Um guia prático para o mal

Capítulo 59

Um guia prático para o mal

“Tirano não perde. Nós apenas enfrentamos reversões temporárias.”

– Imperatriz Maledicta II

Ficar na floresta era uma boa maneira de se aposentar precocemente, então incentivei Zombie a nos tirar dali o quanto antes.

“Podia ter sido uma noite agradável, sabe,” reclamei em voz alta. “Claro que a lua vermelho-sangue é meio que tira o clima, mas quando foi a última vez que simplesmente saí para passear?”

“Garotinha,” falou uma outra coisa de ganchos, vindo das árvores, “por que você-“

Sem perder tempo, levantei minha espada na direção dela e allowi meu Nome a se coalescer em uma lança de sombras – o projétil voou mais rápido do que o olho poderia seguir, rasgando um buraco fumegante na cabeça do diabo. Suas garras de ferro o mantinham no galho, mas ele parou de se mover. Sem sangue, mas eles ainda podem morrer. Isso já é um começo. Meu montaria serpenteava pelos troncos e ramos com uma habilidade sobrenatural, embora não fosse por causa de minhas grandes habilidades como cavaleira. Controlar Zombie ficou mais fácil a cada mês que passava, e agora era apenas uma tarefa automática: minha atenção principal estava no ambiente ao redor. E isso era uma coisa boa, de fato. Uma curva, uma criatura longa como uma cobra caiu por cima de mim e bloqueou meu caminho. Ó céus. Não, não uma cobra. Eu já tinha visto centopeias antes, mas essa era do tamanho de um cavalo pequeno, coberta por pequenas pinças ao longo de toda a extensão. Elas se mexiam constantemente, e na parte de trás dela eu via que formavam padrões que pareciam rostos humanos gritando e chorando. Quase conseguia entender o que diziam, mas – me forcei a parar aí mesmo.

“Catherine, nós não olhamos por muito tempo para aquela abominação eldritch que zombou de tudo que há de bom e decente,” lembrei a mim mesma, guiando Zombie a pular por cima dela.

A cabeça do diabo se levantou, abrindo uma mandíbula rachada por quatro espinhos que piscavam em direção à cauda do meu cavalo. É, eu não ia esperar para ver mais aquilo.
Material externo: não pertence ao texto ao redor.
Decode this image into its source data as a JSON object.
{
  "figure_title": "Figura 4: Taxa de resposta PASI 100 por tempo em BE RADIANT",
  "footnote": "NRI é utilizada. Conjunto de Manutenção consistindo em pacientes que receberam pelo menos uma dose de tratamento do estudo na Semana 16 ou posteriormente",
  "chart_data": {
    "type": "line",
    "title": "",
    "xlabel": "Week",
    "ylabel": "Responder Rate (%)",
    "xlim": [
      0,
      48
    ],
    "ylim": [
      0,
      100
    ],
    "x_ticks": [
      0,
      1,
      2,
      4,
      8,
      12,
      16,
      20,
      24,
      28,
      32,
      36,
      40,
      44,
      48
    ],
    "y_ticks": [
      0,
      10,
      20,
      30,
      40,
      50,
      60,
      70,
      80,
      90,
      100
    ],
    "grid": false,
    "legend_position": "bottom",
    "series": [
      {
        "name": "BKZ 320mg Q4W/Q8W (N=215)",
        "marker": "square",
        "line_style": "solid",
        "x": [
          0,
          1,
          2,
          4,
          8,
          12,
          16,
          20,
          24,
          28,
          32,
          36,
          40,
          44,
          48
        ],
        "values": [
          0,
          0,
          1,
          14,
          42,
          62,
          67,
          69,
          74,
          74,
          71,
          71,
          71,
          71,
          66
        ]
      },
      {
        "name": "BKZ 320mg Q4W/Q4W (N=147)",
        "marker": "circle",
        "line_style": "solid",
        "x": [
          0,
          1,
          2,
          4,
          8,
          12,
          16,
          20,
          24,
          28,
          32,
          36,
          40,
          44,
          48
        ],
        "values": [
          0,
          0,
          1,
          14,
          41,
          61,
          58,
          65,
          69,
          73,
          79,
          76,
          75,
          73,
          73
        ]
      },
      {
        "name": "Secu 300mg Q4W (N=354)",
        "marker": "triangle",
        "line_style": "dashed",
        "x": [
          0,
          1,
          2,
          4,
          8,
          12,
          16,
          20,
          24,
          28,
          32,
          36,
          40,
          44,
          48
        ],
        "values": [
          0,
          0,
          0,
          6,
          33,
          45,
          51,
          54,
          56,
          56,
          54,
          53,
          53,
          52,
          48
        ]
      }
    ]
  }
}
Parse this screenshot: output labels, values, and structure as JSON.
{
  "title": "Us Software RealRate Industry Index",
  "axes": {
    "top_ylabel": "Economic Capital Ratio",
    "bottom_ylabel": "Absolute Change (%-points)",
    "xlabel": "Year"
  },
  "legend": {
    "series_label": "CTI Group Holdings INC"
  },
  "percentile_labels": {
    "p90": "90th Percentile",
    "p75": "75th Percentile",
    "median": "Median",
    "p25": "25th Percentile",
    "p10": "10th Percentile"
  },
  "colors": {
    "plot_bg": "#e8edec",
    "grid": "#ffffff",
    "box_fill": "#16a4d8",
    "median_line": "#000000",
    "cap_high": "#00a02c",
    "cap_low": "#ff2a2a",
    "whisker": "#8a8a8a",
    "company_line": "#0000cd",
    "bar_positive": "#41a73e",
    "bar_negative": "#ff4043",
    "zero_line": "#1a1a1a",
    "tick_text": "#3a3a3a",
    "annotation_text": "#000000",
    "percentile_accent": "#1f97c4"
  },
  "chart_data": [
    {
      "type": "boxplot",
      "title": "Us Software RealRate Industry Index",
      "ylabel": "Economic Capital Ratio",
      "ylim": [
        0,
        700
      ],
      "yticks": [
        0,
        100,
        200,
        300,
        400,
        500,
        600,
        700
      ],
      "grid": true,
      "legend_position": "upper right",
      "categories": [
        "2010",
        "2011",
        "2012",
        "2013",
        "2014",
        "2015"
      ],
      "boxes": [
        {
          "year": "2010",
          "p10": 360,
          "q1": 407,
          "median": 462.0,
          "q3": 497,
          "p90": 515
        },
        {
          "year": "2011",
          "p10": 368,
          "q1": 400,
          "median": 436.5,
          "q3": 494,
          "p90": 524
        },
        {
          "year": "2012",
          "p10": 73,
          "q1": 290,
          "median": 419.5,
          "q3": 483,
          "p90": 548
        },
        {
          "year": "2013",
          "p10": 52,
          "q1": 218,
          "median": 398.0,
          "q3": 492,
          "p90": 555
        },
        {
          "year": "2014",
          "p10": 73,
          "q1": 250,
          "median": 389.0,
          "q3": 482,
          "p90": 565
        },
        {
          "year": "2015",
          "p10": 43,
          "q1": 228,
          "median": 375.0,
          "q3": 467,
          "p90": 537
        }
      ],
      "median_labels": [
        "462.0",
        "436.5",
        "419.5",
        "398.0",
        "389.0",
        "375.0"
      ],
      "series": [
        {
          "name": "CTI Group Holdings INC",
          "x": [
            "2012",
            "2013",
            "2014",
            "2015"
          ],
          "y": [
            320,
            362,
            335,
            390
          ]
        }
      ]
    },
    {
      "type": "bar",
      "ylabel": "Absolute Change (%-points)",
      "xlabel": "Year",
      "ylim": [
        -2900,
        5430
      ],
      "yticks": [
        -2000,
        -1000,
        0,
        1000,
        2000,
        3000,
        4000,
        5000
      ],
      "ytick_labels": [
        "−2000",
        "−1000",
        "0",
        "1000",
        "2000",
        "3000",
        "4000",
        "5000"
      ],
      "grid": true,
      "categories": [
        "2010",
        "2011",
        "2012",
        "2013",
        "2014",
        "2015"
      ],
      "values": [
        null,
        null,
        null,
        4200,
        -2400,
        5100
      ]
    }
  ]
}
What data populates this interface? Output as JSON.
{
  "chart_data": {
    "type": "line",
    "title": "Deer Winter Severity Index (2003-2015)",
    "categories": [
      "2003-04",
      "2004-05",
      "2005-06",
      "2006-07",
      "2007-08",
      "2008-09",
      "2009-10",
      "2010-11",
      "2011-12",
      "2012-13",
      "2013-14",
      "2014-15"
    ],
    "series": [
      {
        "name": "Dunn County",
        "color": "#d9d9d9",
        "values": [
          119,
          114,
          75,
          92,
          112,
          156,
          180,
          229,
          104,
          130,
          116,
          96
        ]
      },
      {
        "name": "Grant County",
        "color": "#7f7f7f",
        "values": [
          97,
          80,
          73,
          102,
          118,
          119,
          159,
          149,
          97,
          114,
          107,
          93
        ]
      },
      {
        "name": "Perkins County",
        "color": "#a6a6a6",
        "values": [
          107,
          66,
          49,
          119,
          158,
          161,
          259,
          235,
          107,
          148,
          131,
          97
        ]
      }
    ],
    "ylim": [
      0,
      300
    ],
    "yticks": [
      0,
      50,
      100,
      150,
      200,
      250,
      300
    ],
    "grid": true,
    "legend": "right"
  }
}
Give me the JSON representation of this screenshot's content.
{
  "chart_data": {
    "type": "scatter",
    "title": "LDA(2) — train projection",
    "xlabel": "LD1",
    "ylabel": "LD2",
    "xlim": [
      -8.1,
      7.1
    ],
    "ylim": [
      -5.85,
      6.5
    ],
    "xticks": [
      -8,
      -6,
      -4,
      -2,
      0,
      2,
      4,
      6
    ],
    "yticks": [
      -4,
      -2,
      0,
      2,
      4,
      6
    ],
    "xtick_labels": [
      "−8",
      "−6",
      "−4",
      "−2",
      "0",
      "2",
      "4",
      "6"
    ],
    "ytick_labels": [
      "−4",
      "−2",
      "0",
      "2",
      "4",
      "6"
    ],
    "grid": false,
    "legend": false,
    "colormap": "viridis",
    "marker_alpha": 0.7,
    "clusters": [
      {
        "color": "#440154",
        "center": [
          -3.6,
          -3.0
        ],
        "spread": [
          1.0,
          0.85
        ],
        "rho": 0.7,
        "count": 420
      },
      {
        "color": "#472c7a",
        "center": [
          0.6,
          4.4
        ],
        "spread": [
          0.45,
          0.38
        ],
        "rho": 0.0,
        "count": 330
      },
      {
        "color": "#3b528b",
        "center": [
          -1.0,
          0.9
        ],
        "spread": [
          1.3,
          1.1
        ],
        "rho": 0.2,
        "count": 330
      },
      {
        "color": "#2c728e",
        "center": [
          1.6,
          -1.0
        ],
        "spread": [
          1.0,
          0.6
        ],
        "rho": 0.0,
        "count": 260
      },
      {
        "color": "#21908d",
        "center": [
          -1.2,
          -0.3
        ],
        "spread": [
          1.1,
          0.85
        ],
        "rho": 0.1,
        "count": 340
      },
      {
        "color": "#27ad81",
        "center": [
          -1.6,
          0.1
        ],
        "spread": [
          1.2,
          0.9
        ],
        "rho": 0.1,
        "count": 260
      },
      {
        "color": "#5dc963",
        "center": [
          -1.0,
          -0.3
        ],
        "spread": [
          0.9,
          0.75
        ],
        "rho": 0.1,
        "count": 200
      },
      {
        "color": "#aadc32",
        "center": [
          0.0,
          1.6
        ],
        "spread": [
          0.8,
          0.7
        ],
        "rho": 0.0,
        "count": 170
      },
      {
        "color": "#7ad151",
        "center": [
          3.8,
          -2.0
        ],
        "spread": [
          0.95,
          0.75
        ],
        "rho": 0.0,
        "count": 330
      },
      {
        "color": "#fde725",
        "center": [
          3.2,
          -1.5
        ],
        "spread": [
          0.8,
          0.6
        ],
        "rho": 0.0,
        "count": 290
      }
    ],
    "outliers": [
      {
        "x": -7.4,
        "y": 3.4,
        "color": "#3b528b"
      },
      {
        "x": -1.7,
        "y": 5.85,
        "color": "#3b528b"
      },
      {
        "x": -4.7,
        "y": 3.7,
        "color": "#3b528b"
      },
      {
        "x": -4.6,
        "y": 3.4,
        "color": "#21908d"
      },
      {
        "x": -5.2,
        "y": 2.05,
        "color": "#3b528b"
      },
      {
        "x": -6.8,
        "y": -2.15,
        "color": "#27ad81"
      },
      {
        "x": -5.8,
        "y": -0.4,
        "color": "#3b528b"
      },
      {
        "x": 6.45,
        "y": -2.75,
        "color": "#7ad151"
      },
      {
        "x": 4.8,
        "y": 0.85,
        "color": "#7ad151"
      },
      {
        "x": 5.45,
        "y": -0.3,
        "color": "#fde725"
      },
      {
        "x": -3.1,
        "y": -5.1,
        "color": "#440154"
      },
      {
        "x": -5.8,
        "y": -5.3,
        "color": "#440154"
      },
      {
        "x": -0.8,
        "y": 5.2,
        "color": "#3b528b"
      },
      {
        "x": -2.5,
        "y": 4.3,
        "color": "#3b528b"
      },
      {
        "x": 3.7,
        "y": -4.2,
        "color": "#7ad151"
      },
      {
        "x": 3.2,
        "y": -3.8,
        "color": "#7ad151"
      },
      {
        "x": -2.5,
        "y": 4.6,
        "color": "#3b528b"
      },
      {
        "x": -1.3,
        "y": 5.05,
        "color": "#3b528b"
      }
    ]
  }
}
Por outro lado, tinha a sensação de que a centelha de culpa que eu sentia ao pisar em centopeias tinha desaparecido definitivamente.

“Garotinha,” chamou uma das criaturas com uma voz em tom de canto, que me deixou um arrepio na espinha.

“Tenho dezessete anos, seu escroto,” gritei de volta, porque nunca consegui aprender direito quando era a hora de ficar calada.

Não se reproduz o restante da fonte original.